The results of classification are shown in Table 3 which has the total sensitivity and positive predictivity of 99.67 and 98.92%. The Table 4 illustrates the confusion matrix, the high amount of misclassified samples for class “F” is evident. However, there are only 693 misclassified beats in total which is 1.4% of the test set. Table 5 shows the overall results of our method compared with previous works. Only the results for three main classes of “N”, “S” and “V” are mentioned in papers so the \( Se \) and \( Pp \) are compared for these classes. The proposed method shows a significant improvement of classification accuracy over our previous work [16] and other papers with same database, indicating the importance of TF role in ECG analysis.
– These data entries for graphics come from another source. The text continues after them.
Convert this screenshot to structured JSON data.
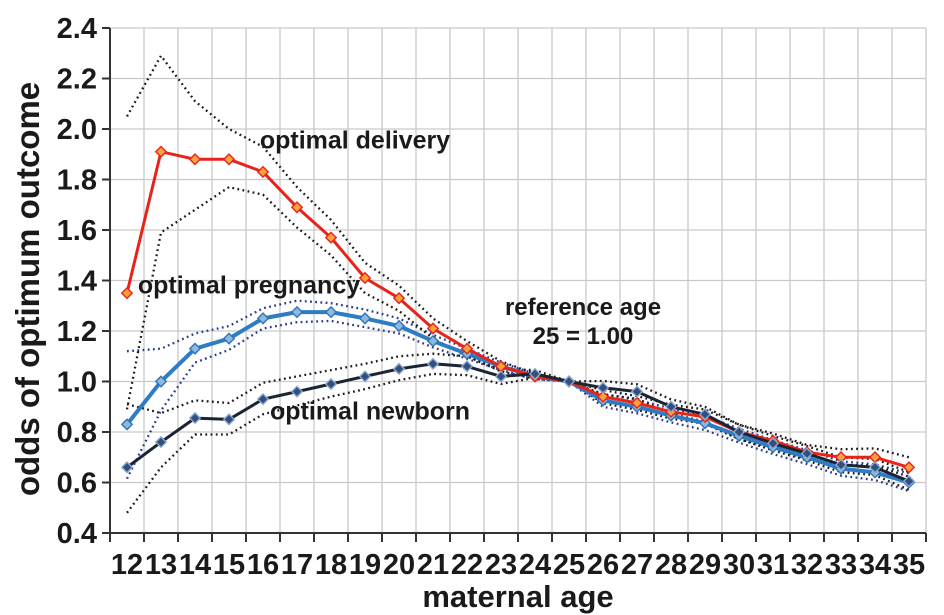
{
  "chart_data": {
    "type": "line",
    "title": "",
    "xlabel": "maternal age",
    "ylabel": "odds of optimum outcome",
    "x": [
      12,
      13,
      14,
      15,
      16,
      17,
      18,
      19,
      20,
      21,
      22,
      23,
      24,
      25,
      26,
      27,
      28,
      29,
      30,
      31,
      32,
      33,
      34,
      35
    ],
    "xtick_labels": [
      "12",
      "13",
      "14",
      "15",
      "16",
      "17",
      "18",
      "19",
      "20",
      "21",
      "22",
      "23",
      "24",
      "25",
      "26",
      "27",
      "28",
      "29",
      "30",
      "31",
      "32",
      "33",
      "34",
      "35"
    ],
    "ytick_labels": [
      "2.4",
      "2.2",
      "2.0",
      "1.8",
      "1.6",
      "1.4",
      "1.2",
      "1.0",
      "0.8",
      "0.6",
      "0.4"
    ],
    "ylim": [
      0.4,
      2.4
    ],
    "ytick_step": 0.2,
    "grid": true,
    "legend_position": "inline-annotations",
    "annotations": {
      "delivery": "optimal delivery",
      "pregnancy": "optimal pregnancy",
      "newborn": "optimal newborn",
      "reference_line1": "reference age",
      "reference_line2": "25 = 1.00"
    },
    "reference_age": 25,
    "reference_value": "1.00",
    "series": [
      {
        "name": "optimal pregnancy",
        "line_color": "#2E7CC4",
        "line_width": 4,
        "marker_fill": "#8FB8E0",
        "marker_stroke": "#2E75B6",
        "ci_color": "#2B3A90",
        "values": [
          0.83,
          1.0,
          1.13,
          1.17,
          1.25,
          1.275,
          1.275,
          1.25,
          1.22,
          1.16,
          1.11,
          1.06,
          1.02,
          1.0,
          0.925,
          0.9,
          0.865,
          0.835,
          0.785,
          0.74,
          0.7,
          0.655,
          0.64,
          0.6
        ],
        "ci_upper": [
          1.12,
          1.13,
          1.19,
          1.22,
          1.29,
          1.32,
          1.31,
          1.285,
          1.25,
          1.185,
          1.13,
          1.075,
          1.03,
          1.0,
          0.951,
          0.927,
          0.893,
          0.863,
          0.813,
          0.768,
          0.728,
          0.684,
          0.672,
          0.636
        ],
        "ci_lower": [
          0.615,
          0.885,
          1.075,
          1.125,
          1.21,
          1.235,
          1.24,
          1.215,
          1.19,
          1.135,
          1.09,
          1.045,
          1.01,
          1.0,
          0.9,
          0.874,
          0.838,
          0.808,
          0.758,
          0.713,
          0.673,
          0.627,
          0.61,
          0.566
        ]
      },
      {
        "name": "optimal delivery",
        "line_color": "#E8231A",
        "line_width": 3,
        "marker_fill": "#F9A13C",
        "marker_stroke": "#E8231A",
        "ci_color": "#1A1A1A",
        "values": [
          1.35,
          1.91,
          1.88,
          1.88,
          1.83,
          1.69,
          1.57,
          1.41,
          1.33,
          1.21,
          1.13,
          1.06,
          1.02,
          1.0,
          0.94,
          0.915,
          0.88,
          0.86,
          0.8,
          0.765,
          0.72,
          0.7,
          0.7,
          0.66
        ],
        "ci_upper": [
          2.05,
          2.29,
          2.11,
          2.0,
          1.93,
          1.77,
          1.64,
          1.47,
          1.38,
          1.25,
          1.16,
          1.08,
          1.03,
          1.0,
          0.966,
          0.942,
          0.908,
          0.889,
          0.829,
          0.794,
          0.749,
          0.732,
          0.735,
          0.7
        ],
        "ci_lower": [
          0.89,
          1.59,
          1.68,
          1.77,
          1.74,
          1.61,
          1.5,
          1.35,
          1.28,
          1.17,
          1.1,
          1.04,
          1.01,
          1.0,
          0.914,
          0.888,
          0.853,
          0.832,
          0.772,
          0.737,
          0.692,
          0.67,
          0.667,
          0.623
        ]
      },
      {
        "name": "optimal newborn",
        "line_color": "#1B2434",
        "line_width": 3,
        "marker_fill": "#31507F",
        "marker_stroke": "#8CA6CC",
        "ci_color": "#1A1A1A",
        "values": [
          0.66,
          0.76,
          0.855,
          0.85,
          0.93,
          0.96,
          0.99,
          1.02,
          1.05,
          1.07,
          1.06,
          1.02,
          1.03,
          1.0,
          0.975,
          0.96,
          0.9,
          0.87,
          0.8,
          0.755,
          0.715,
          0.67,
          0.66,
          0.605
        ],
        "ci_upper": [
          0.91,
          0.875,
          0.925,
          0.915,
          0.995,
          1.02,
          1.045,
          1.07,
          1.1,
          1.11,
          1.1,
          1.05,
          1.045,
          1.0,
          1.002,
          0.989,
          0.929,
          0.9,
          0.829,
          0.784,
          0.744,
          0.7,
          0.693,
          0.641
        ],
        "ci_lower": [
          0.48,
          0.66,
          0.79,
          0.79,
          0.87,
          0.905,
          0.94,
          0.97,
          1.005,
          1.03,
          1.025,
          0.99,
          1.015,
          1.0,
          0.948,
          0.932,
          0.872,
          0.841,
          0.772,
          0.727,
          0.687,
          0.641,
          0.629,
          0.571
        ]
      }
    ],
    "colors": {
      "grid": "#C9C9C9",
      "axis": "#333333",
      "text": "#1A1A1A",
      "background": "#FFFFFF"
    }
  }
}
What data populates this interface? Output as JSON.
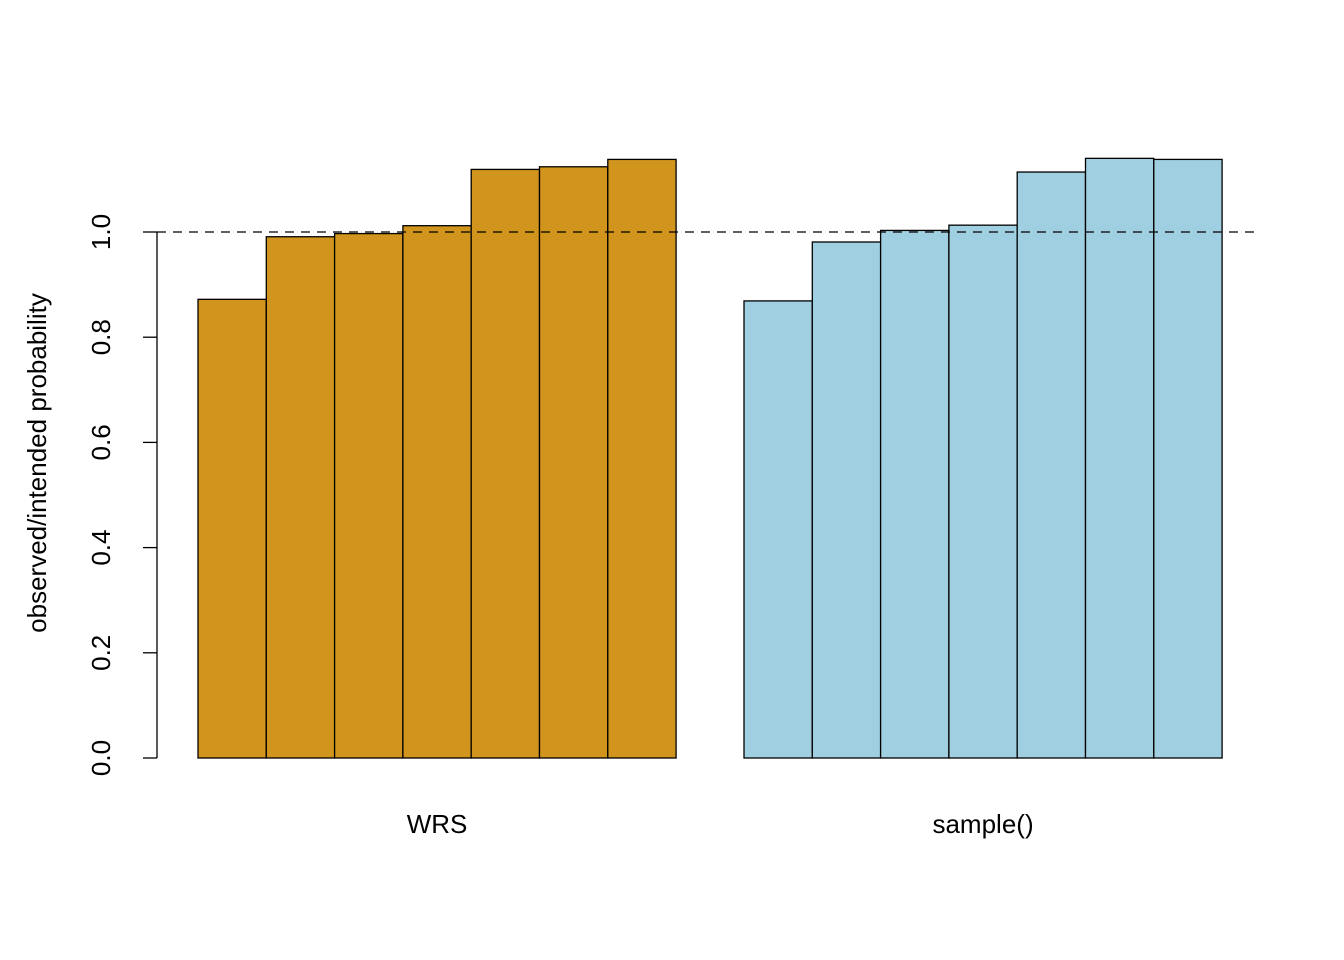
{
  "chart_data": {
    "type": "bar",
    "title": "",
    "xlabel": "",
    "ylabel": "observed/intended probability",
    "ylim": [
      0,
      1.2
    ],
    "yticks": [
      "0.0",
      "0.2",
      "0.4",
      "0.6",
      "0.8",
      "1.0"
    ],
    "reference_line": {
      "y": 1.0,
      "style": "dashed"
    },
    "groups": [
      {
        "label": "WRS",
        "color": "#D1951D",
        "values": [
          0.872,
          0.991,
          0.997,
          1.012,
          1.119,
          1.124,
          1.138
        ]
      },
      {
        "label": "sample()",
        "color": "#9FCFE0",
        "values": [
          0.869,
          0.981,
          1.003,
          1.013,
          1.114,
          1.14,
          1.138
        ]
      }
    ],
    "grid": false,
    "legend": "none"
  }
}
Table 4 Confusion matrix for the results
Table 5 Comparative results of subject-oriented classification

5 Conclusion

In this paper, we have proposed a new algorithm based on time–frequency representation to extract features for cardiac arrhythmia classification. Considering the normal time duration of QRS complex, PR interval and QT interval and the normal bandwidth of each P wave, T wave and QRS complex, 9 TF windows are selected. The summation over these windows along with RR-interval and HOS features are used in classification. An ensemble of decision trees is used with subject-oriented scheme. The results show extremely high accuracy in the three main classes of “N”, “S” and “V”, which contain over 99% of the database. The “F” class on the other hand has many misclassified samples as it is the case in other papers too. The TF features as a measure of energy are proven to be effective for heartbeat classification.